Secondo il Congresso mondiale uiguri, organizzazione in esilio con sede in Germania, le autorità avrebbero aperto il fuoco sui manifestanti provocando la morte di 20 persone e avrebbero emesso 70 ordini d’arresto.
Versione totalmente diversa è quella delle autorità di Pechino, che hanno definito le proteste come «azione terroristica organizzata» durante la quale «il gruppo di rivoltosi, armati di ordigni esplosivi, hanno dato fuoco al commissariato e ucciso quattro ostaggi».
Fatto sta che a strage compiuta, la censura che vige nel paese ha ancora una volta impedito di reperire, su blog e motori di ricerca, informazioni circa gli scontri. Le chiavi di ricerca “disordini nello Xinjiang” e “Hotan” generano una pagina che riporta il seguente messaggio: «In base alle leggi, i risultati della ricerca non vengono mostrati».
La situazione nella regione è, per usare un eufemismo, effervescente ormai da tempo. E questo lo spiegano diverse ragioni. Innanzitutto, la popolazione di Hotan è composta per più di due terzi da minoranze etniche, e gli uiguri, di fede musulmana e di lingua turcofona, costituiscono poco meno della metà della popolazione. Le tensioni che hanno agitato negli ultimi anni la regione di Xinjiang sono attribuite da Pechino ai "gruppi separatisti collegati ad Al Qaeda" che puntano a creare lo stato indipendente del Turkestan orientale. A questo mix esplosivo si aggiunga che la regione confina con Afghanistan, Pakistan, India e Asia centrale, ed è ricca di petrolio, gas e carbone.
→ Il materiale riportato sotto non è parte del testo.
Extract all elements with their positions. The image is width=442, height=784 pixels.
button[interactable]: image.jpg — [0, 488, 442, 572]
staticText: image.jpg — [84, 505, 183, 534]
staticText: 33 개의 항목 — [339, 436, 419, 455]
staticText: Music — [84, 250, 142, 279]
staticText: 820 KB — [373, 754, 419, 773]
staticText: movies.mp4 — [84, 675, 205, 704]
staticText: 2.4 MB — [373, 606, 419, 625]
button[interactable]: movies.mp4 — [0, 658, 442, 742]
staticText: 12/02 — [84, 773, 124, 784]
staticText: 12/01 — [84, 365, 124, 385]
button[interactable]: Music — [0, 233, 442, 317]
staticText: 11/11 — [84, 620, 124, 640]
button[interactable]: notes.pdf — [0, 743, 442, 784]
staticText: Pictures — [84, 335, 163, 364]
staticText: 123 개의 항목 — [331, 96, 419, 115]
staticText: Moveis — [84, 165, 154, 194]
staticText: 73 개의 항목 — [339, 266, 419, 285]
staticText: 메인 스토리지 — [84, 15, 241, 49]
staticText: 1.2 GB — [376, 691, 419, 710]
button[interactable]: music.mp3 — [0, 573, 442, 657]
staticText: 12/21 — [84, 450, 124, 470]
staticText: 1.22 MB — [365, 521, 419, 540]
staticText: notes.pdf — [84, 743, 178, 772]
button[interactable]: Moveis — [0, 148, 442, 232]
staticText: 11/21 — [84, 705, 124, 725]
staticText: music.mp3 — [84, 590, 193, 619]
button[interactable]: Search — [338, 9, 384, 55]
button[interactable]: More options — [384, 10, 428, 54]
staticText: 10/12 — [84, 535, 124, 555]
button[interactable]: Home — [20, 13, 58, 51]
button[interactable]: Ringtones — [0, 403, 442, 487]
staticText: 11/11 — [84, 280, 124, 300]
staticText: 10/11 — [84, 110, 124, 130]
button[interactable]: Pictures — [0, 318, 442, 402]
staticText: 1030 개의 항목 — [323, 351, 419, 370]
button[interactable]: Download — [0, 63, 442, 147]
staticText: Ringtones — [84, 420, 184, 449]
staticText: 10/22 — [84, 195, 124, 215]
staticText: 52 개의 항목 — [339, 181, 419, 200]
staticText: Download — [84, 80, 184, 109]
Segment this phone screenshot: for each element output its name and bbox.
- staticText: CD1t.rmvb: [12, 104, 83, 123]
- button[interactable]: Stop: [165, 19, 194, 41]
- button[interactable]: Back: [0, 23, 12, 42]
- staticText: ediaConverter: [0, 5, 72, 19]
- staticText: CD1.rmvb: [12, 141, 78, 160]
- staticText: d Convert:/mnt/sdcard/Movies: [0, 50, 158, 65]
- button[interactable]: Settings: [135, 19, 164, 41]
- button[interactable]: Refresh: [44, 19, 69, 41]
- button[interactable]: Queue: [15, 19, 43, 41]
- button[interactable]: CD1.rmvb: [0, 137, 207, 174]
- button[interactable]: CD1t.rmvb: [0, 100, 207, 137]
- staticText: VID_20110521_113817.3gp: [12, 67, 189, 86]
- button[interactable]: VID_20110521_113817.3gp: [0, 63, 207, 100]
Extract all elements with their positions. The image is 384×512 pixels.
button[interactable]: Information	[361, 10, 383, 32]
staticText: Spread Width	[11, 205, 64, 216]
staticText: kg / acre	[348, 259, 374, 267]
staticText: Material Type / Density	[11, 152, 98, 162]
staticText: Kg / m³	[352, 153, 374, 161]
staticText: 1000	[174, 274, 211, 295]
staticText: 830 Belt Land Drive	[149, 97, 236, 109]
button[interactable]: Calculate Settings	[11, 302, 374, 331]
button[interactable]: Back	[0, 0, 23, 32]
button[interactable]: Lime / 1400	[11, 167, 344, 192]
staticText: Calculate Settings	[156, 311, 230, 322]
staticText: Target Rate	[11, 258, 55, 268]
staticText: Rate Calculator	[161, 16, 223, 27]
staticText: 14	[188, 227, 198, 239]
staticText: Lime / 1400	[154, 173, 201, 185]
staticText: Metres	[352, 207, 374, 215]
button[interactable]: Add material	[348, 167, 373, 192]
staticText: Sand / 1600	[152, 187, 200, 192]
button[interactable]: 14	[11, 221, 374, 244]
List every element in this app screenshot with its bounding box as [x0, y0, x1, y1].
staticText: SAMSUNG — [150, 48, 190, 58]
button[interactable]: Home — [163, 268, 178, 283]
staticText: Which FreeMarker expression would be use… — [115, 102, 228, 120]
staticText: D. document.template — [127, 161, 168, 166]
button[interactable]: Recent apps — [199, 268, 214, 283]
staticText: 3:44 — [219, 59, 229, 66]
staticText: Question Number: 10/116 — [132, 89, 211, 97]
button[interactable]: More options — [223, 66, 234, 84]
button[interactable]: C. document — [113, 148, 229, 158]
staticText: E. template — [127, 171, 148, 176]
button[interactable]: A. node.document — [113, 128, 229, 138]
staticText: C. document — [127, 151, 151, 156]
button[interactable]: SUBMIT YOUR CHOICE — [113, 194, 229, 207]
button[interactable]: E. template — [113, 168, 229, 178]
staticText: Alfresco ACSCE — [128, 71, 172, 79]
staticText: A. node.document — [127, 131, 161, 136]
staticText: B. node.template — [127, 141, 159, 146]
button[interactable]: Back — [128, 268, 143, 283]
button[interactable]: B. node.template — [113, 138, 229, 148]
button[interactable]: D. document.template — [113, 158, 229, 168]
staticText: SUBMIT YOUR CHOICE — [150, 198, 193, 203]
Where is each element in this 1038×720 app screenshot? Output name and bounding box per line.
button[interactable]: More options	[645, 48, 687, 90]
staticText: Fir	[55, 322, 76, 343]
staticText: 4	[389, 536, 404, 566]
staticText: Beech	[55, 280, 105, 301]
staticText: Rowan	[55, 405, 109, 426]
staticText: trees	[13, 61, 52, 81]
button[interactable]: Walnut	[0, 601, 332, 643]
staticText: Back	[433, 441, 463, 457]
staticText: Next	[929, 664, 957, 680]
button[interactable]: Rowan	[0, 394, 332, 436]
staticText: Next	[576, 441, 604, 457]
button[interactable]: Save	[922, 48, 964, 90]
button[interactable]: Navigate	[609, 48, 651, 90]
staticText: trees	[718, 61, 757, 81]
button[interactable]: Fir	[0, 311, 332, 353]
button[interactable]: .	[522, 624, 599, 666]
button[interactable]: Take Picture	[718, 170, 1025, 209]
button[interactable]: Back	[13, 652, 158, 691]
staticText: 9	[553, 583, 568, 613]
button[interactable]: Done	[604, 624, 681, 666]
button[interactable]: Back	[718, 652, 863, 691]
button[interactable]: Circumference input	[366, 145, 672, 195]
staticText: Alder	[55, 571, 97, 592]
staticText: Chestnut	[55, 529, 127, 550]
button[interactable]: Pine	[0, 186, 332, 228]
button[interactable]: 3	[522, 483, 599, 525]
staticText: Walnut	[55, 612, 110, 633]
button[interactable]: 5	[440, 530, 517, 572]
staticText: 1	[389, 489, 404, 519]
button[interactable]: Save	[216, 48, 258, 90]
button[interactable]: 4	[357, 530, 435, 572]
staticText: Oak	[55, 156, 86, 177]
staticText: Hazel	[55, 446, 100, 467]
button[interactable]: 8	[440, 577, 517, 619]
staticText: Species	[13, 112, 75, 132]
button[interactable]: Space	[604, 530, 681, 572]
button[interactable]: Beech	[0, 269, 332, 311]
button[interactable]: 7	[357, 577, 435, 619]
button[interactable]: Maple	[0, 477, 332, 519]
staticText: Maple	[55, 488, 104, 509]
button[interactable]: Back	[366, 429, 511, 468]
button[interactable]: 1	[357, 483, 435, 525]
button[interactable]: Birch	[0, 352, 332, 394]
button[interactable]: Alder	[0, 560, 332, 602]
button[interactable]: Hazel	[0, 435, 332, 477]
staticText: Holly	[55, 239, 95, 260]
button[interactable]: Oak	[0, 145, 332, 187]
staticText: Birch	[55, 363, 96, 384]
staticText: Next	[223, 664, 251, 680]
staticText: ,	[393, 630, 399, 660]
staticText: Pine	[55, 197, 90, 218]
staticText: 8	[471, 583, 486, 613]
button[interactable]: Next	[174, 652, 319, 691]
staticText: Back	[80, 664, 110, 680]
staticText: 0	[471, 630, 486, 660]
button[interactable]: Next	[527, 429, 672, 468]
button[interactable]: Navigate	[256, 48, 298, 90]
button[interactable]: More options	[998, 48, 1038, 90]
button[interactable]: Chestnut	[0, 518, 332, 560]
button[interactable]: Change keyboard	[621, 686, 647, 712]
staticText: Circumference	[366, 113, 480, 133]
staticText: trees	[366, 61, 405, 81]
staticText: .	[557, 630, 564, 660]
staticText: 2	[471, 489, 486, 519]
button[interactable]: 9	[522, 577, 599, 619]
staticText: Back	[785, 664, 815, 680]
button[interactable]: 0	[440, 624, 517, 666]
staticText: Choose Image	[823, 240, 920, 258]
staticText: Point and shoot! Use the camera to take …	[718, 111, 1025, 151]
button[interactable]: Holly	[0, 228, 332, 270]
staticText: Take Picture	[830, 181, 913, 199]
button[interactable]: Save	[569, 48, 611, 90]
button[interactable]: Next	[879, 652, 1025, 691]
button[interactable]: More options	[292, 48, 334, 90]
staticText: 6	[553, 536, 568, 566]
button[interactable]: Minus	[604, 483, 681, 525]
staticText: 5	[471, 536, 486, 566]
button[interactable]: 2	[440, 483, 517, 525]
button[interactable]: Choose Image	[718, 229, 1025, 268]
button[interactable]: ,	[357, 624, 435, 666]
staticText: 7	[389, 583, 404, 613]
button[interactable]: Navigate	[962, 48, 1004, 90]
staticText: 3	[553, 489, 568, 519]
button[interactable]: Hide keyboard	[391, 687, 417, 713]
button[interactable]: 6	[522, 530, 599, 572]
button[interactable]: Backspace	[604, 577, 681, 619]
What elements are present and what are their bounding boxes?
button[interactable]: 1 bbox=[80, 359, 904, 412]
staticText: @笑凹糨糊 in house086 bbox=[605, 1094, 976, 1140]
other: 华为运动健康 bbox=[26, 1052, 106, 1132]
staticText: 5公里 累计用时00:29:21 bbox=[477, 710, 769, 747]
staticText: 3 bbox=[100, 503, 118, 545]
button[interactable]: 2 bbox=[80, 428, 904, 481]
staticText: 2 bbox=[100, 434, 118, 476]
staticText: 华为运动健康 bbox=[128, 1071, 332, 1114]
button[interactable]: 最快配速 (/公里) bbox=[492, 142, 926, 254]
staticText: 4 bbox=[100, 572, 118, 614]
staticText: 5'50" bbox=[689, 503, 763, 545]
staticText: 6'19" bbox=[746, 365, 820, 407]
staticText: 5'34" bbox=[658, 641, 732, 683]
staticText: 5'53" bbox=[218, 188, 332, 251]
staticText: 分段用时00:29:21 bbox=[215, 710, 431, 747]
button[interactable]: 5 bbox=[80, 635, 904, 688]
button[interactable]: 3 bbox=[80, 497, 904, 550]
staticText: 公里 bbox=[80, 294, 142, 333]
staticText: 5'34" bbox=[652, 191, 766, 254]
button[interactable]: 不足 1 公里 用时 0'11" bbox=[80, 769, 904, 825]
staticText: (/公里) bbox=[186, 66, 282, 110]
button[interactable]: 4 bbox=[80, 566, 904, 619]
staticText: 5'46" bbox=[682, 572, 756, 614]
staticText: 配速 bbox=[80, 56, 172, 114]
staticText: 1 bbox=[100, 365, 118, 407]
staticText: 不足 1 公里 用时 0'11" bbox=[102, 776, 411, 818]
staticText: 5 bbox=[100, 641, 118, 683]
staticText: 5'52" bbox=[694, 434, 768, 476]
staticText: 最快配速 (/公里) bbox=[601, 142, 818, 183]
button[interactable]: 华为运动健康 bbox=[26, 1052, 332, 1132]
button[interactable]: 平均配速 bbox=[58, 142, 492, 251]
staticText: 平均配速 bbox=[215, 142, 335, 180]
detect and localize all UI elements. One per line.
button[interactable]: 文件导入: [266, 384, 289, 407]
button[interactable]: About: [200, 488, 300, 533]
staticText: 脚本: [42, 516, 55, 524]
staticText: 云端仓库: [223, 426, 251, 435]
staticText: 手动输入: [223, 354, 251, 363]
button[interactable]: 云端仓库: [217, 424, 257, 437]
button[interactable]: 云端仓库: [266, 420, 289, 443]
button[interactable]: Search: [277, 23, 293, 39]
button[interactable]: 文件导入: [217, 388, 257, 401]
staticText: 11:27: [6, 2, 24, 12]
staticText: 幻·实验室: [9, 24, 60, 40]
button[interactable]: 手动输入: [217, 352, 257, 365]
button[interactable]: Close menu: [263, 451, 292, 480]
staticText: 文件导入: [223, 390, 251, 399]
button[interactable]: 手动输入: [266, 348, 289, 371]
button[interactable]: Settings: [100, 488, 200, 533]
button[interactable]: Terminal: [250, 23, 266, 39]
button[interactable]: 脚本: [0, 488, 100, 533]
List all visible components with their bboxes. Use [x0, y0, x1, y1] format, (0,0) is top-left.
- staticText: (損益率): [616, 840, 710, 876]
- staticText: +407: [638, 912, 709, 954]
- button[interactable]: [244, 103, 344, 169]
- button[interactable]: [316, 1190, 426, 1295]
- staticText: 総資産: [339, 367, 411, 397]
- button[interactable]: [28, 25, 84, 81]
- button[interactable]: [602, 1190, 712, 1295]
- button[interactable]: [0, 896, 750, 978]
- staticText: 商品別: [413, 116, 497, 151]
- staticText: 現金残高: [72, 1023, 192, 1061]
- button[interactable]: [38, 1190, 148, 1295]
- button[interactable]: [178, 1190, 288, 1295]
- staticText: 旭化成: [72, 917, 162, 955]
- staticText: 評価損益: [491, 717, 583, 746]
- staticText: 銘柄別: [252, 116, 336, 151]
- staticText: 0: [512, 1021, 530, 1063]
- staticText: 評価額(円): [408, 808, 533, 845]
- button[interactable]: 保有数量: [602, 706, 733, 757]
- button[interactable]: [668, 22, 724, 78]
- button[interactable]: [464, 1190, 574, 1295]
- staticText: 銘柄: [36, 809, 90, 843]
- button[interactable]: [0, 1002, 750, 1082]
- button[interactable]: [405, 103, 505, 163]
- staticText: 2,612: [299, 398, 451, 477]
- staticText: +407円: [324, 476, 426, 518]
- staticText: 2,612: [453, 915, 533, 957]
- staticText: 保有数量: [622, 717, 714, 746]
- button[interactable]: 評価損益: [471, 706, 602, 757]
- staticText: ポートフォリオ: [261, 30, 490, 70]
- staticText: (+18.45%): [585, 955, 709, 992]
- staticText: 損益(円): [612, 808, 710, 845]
Così, in questa enorme nazione straziata silenziosamente da un potere che schiaccia e opprime, le celebrazioni dei 60 anni di «liberazione pacifica del Tibet», vengono macchiate da morti e violenza, e la visita in Cina del ministro degli esteri Franco Frattini, neanche a dirlo, è finita in secondo piano in molte delle edizioni locali dei quotidiani e dei siti on line.